JEDDAH: Leading economic indicators in Saudi Arabia point toward a solid performance in 2015 for the construction and retail sectors, and business surveys point to a continued expansion in the private sector, according to economists.
“We expect the economic performance to be on the upside for the reminder of the year,” said the research team at Jadwa Investment in a recent report.
In real terms, the Saudi economy was 2.4 percent larger in the first quarter of 2015 than in the same quarter of 2014. Year-on-year growth accelerated for the first time in four quarters, Jadwa researchers said, citing GDP data from Central Department of Statistics and Information (CDSI).
“The acceleration was mainly attributed to the oil sector, which grew following two consecutive quarterly declines,” said the researchers.
“We assume that year-on-year economic growth will reach similar levels in the second quarter owing to continued growth in oil production. Other sectors of the economy should continue to benefit from solid local fundamentals,” stated the Quarterly GDP Update from Jadwa Investment.
Jadwa economists predicted that the contribution of oil production to annual economic growth is likely to remain on the positive side.
“We also expect the private sector to maintain solid performance, albeit at a slower pace, as credit growth is expected to moderate and interest rates rise. Year-to-May bank lending maintained positive growth, year-on-year although it is expected to be lower in 2015 than in recent years,” said the report.
“While local fundamentals are solid, with considerable uncertainty over the path of the global economy, we maintain our forecast for total real GDP growth for 2015 at 3.3 percent,” it said.
The report said that growth in Q1 2015 reversed a slowing trend featured in the last three consecutive quarters.

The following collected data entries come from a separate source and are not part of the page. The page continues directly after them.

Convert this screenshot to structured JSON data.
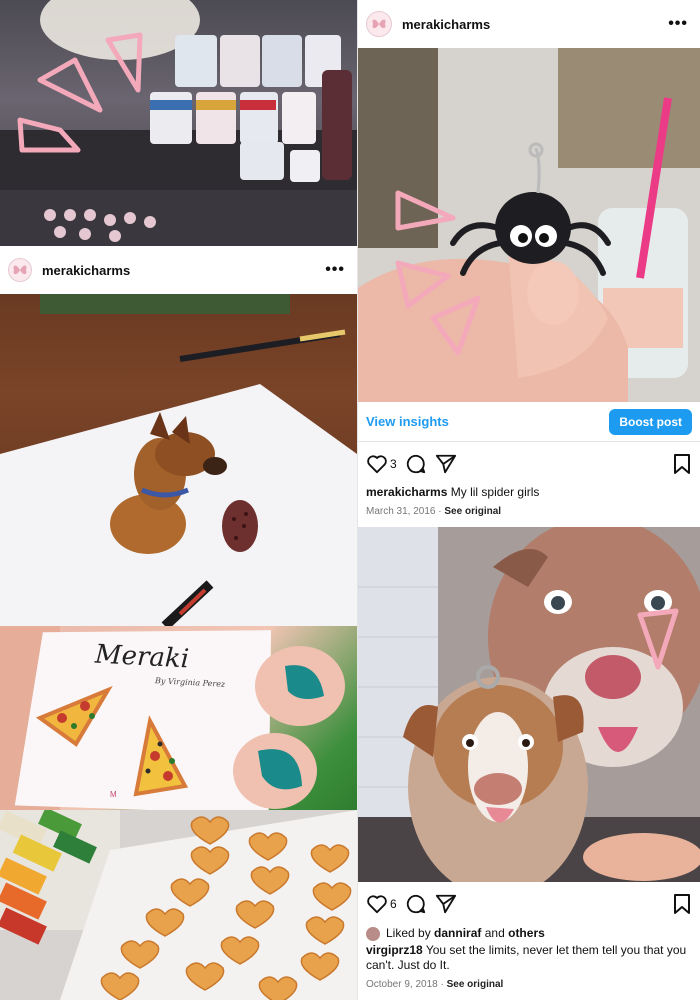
{
  "posts": [
    {
      "username": "merakicharms",
      "menu_icon": "more-icon",
      "photo": "clay dog figurine with a tiny clog on white paper"
    },
    {
      "username": "merakicharms",
      "menu_icon": "more-icon",
      "insights_label": "View insights",
      "boost_label": "Boost post",
      "likes": "3",
      "caption_user": "merakicharms",
      "caption_text": "My lil spider girls",
      "date": "March 31, 2016",
      "see_original": "See original"
    },
    {
      "likes": "6",
      "liked_by_prefix": "Liked by",
      "liked_by_user": "danniraf",
      "liked_by_and": "and",
      "liked_by_others": "others",
      "caption_user": "virgiprz18",
      "caption_text": "You set the limits, never let them tell you that you can't. Just do It.",
      "date": "October 9, 2018",
      "see_original": "See original"
    }
  ],
  "card": {
    "brand": "Meraki",
    "tagline": "By Virginia Perez"
  },
  "colors": {
    "accent": "#1d9bf0",
    "doodle": "#f4a9ba"
  }
}
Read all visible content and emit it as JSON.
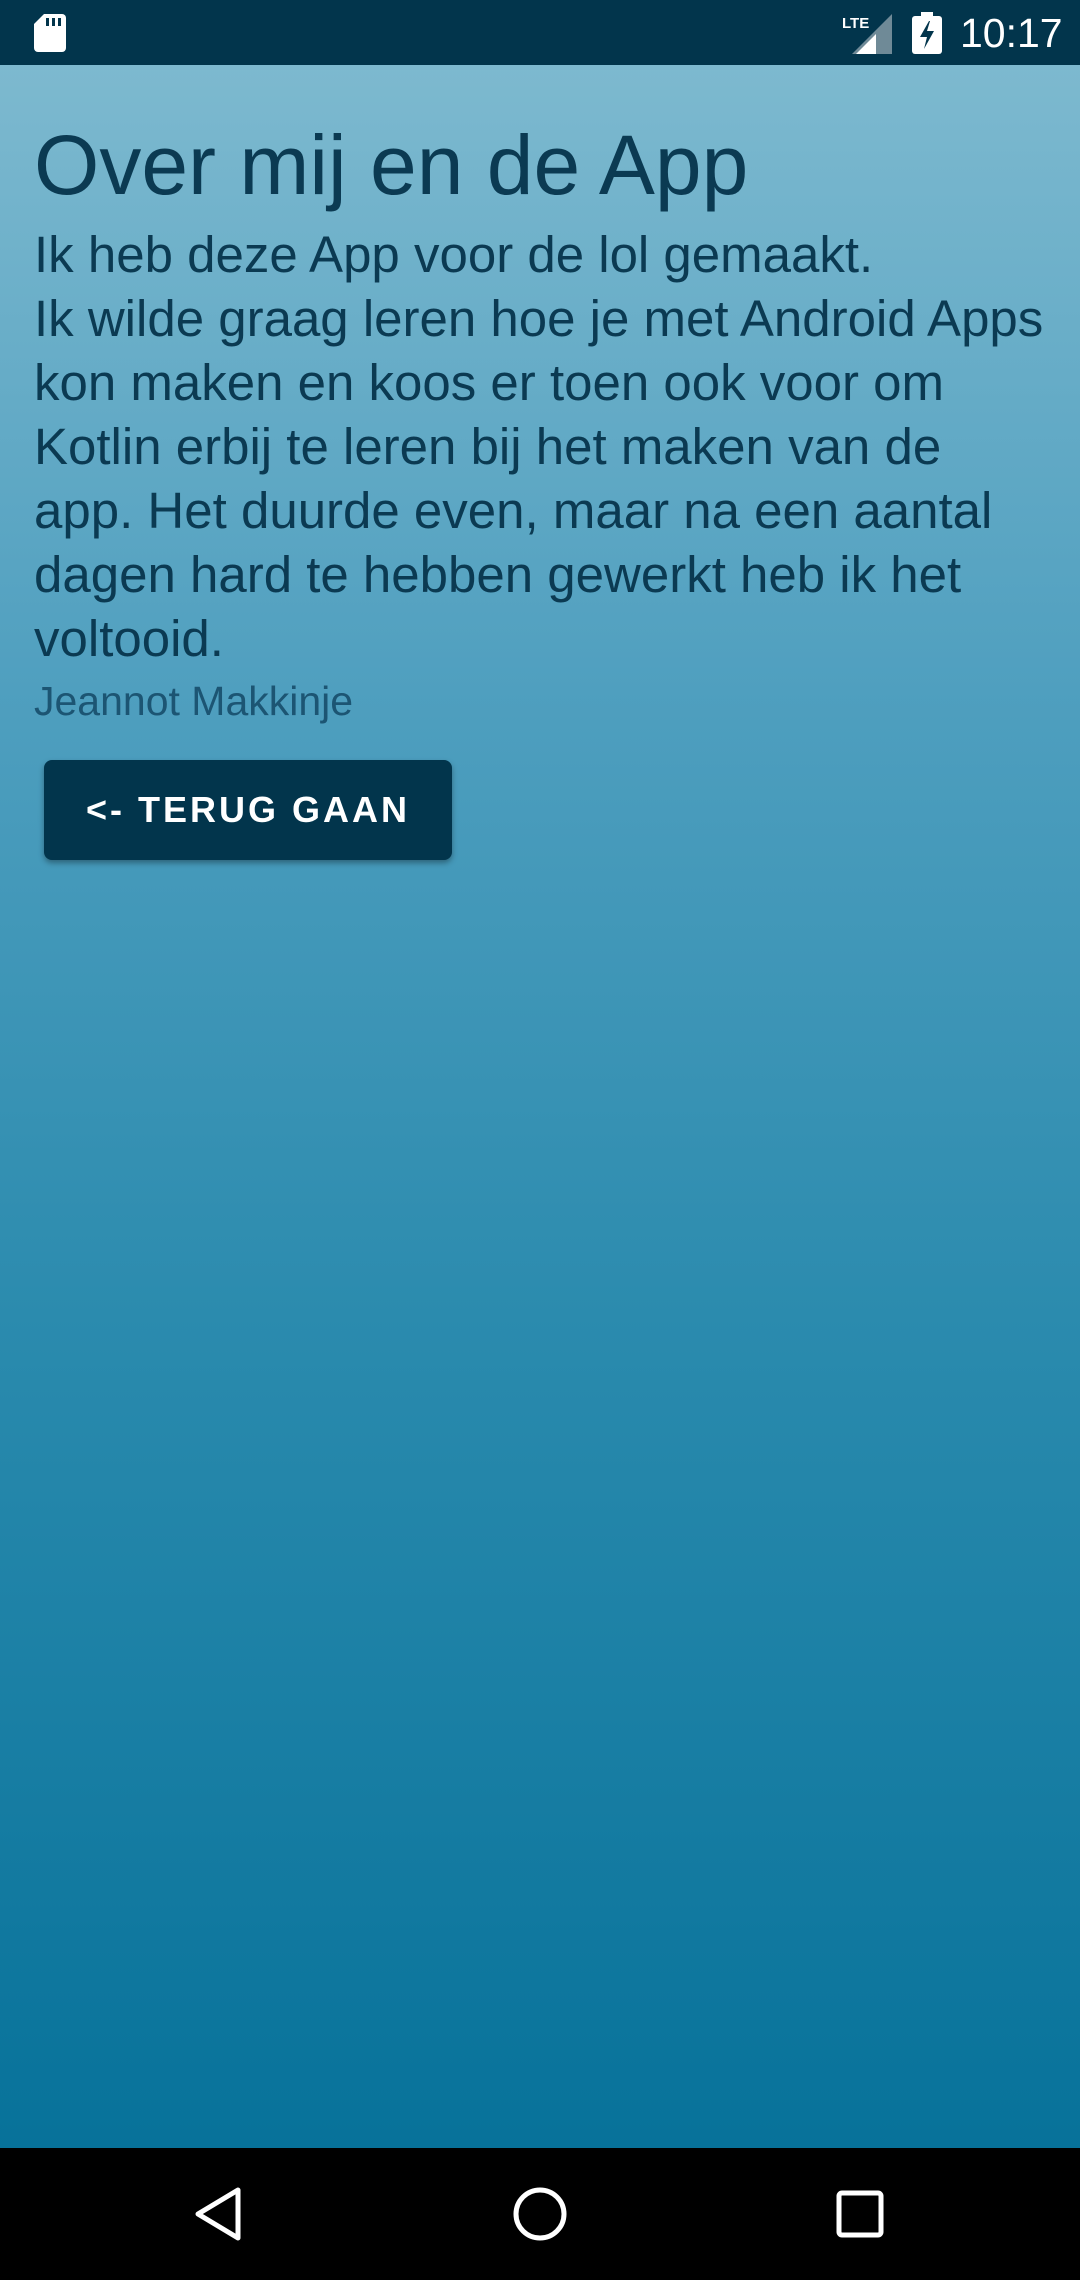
{
  "status_bar": {
    "time": "10:17",
    "network": "LTE",
    "icons": [
      "sd-card-icon",
      "lte-signal-icon",
      "battery-charging-icon"
    ]
  },
  "page": {
    "title": "Over mij en de App",
    "body_lines": [
      "Ik heb deze App voor de lol gemaakt.",
      "Ik wilde graag leren hoe je met Android Apps kon maken en koos er toen ook voor om Kotlin erbij te leren bij het maken van de app. Het duurde even, maar na een aantal dagen hard te hebben gewerkt heb ik het voltooid."
    ],
    "author": "Jeannot Makkinje",
    "back_button_label": "<- TERUG GAAN"
  },
  "nav_bar": {
    "icons": [
      "nav-back-icon",
      "nav-home-icon",
      "nav-recents-icon"
    ]
  },
  "colors": {
    "status_bar": "#02354c",
    "gradient_top": "#7db9cf",
    "gradient_bottom": "#07729a",
    "text": "#0b3a52",
    "button": "#02354c"
  }
}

The reversal was mainly due to an increase in oil sector growth, which benefitted from elevated levels of oil production during the first quarter. In addition, all sectors of the nonoil economy grew, with the exception of the electricity, gas, and water sector.
While the oil sector reversed its negative contribution toward overall GDP growth to reach 0.8 percentage points (ppt), the private nonoil sector was once again the main growth driver in the first quarter contributing 1.3ppt. The government contribution improved to 0.5ppt in the first quarter compared with 0.2ppt in the previous quarter.
Nonoil GDP growth expanded by 3.3 percent year-on-year compared with 3.4 percent in the previous quarter and 5.5 percent in the same period last year. While private sector was the main driver of the non-oil sector, its contribution and growth level have continued.
The nonoil public sector expanded by 3.1 percent year-on-year, the second highest sectorial growth in the first quarter.
Most of this growth was sourced from higher government services which expanded by 3.2 percent year-on-year.
“We also expect this expansion in services to translate into higher non-oil revenues for the government budget. However, contribution of government services to overall economic growth is likely to fall slightly over the rest of the year as the high level of demand for government services early in the year is likely to moderate,” stated the report.
The oil sector grew by 1.8 percent, reversing its declining trend in the previous two quarters. This was heavily influenced by the move in oil production, which increased by 0.7 percent over the same period. Despite this increase, the share of the oil sector in overall real GDP fell slightly to 41.7 percent compared with 42 percent a year earlier. As oil production is likely to increase gradually during the summer months owing to rising domestic demand, we see a continuation of elevated levels of oil production persisting through the second and third quarters.